3. Jenerasyon HIV tabanlı lentiviral vektörlerin in vivo uygulamalar için üretimi ve pürifikasyon yöntemlerinin optimizasyonu

Abstract

Amaç: Lentiviral vektörler (LVV); güvenlik, etkinlik ve uzun süreli ekspresyon açısından tercih edilen, klinik gen tedavi denemelerinde kullanımı her geçen gün artan gen nakil araçlarıdır. Bu vektörlerin terapötik etkinlikleri, üzerlerinde taşıdıkları genlere bağlı olsa da, in vivo uygulamalarda kullanılmaları için, yüksek kalite ve saflıkta üretilmeleri gerekmektedir. Dolayısıyla hem deneysel hem klinik çalışmalarda kullanılabilirliğini arttırabilmek için yeni üretim ve saflaştırma metotları geliştirilmelidir. Yapılan çalışmada, in vivo gen nakil uygulamalarında kullanılmak üzere, uygun titre ve kalitede; yüksek saflıkta, biyogüvenilir lentivirus eldesi için, vektör konsantrasyon ve pürifikasyon tekniklerinin geliştirilmesi hedeflenmiştir. Yöntem: Döner hücre kültürü şişelerindeki 293T hücrelerinin, paketleme ve transfer plazmidleriyle, Chloroquine varlığında geçici CaPO4 transfeksiyonu sonucu 3. nesil LVV üretildi. Ardından düşük hızda santrifügasyon ve filtrasyon ile hücresel debris giderimi yapılıp, sükroz yataklı, yüksek hızlı ultrasantrifüj işlemi ile virus konsantrasyonu gerçekleştirildi. Konsantre edilen viral örnekler; hücresel nükleik asit yıkımı için benzonaz ile muamele edildikten sonra, iyon değişim kromatografisi ile saflaştırma işlemine tabi tutuldu.

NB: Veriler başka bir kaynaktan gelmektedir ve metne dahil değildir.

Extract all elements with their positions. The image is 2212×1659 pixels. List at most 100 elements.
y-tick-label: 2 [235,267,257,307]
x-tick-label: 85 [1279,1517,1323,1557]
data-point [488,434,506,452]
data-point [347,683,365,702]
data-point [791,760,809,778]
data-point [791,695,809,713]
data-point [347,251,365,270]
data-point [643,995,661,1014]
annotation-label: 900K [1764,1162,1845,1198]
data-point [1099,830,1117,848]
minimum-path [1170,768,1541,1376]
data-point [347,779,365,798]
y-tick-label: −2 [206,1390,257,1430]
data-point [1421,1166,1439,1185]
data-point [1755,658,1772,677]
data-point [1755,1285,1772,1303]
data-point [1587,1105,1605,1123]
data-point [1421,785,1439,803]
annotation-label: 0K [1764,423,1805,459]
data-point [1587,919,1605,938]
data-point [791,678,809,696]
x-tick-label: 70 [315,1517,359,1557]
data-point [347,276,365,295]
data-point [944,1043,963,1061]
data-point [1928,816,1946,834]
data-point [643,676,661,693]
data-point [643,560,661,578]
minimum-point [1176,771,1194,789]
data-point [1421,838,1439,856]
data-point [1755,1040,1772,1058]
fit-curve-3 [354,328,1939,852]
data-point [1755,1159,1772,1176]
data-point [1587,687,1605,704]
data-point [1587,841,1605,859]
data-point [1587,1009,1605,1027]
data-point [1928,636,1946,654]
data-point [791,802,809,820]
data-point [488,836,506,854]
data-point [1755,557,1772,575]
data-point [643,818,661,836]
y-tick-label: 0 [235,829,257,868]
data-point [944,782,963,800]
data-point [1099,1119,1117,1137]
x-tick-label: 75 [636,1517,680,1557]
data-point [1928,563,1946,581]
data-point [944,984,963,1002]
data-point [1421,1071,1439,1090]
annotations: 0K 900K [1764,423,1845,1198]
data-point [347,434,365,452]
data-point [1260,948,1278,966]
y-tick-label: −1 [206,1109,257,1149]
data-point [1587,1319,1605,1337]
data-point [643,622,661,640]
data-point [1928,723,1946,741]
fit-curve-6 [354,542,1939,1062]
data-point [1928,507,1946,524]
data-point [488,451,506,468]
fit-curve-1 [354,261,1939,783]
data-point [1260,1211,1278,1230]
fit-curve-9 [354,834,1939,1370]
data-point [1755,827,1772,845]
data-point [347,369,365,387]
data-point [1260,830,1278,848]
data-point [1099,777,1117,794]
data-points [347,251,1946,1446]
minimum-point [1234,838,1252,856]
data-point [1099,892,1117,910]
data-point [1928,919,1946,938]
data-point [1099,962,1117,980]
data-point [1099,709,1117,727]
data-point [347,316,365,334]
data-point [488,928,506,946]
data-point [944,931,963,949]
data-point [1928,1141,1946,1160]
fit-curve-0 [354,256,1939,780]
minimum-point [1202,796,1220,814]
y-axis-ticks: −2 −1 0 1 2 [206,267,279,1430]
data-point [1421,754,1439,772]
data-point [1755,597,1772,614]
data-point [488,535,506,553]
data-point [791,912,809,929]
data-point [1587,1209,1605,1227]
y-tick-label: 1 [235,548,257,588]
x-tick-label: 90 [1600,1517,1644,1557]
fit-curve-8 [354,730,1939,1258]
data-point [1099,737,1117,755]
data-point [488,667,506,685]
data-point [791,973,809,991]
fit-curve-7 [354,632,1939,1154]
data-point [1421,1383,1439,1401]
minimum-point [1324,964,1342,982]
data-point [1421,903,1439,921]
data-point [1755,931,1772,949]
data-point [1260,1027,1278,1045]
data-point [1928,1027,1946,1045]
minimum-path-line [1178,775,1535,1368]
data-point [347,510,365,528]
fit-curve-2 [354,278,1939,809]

Elde edilen vektörlerin genoma entegre kopya sayıları kantitatif Real-Time PCR ile hesaplanırken, protein giderim oranları SDS-PAGE ile belirlendi ve MTT testi ile bu vektörlerin hücre canlılığına etkisi değerlendirildi. Bulgular: Yapılan optimizasyon işlemleri ardından %10 FBS ve 25 uM Chloroquine içeren IMDM besiyerindeki transfeksiyonu takiben %10 FBS içeren OPTIMEM besiyerinde yapılan viral üretim metoduyla transdüksiyon etkin LVV'ler başarıyla elde edildi. Viral titre, fonksiyon ve saflık analizleri doğrultusunda, ultrasantrifüj ile 200 kat konsantre edilen örneklerin kromatografik pürifikasyonu ile safsızlıklarından %90 oranında arındırıldığı belirlenirken, viral titre 6,2x10^10 TU/mL olarak hesaplandı. LVV üretiminin başlangıcından son ürüne dek yapılan tüm alt akım işlemlerinin ardından HIV p24 ELISA testi ile toplam vektör geri kazanımı %53 olarak belirlendi. Sonuç: Gerçekleştirdiğimiz bu çalışma ile, genel laboratuvar koşullarına uyarlanabilir özellikte ve oldukça pratik, optimize ve ölçeklendirilebilir bir üretim ve saflaştırma metodu geliştirilmiştir.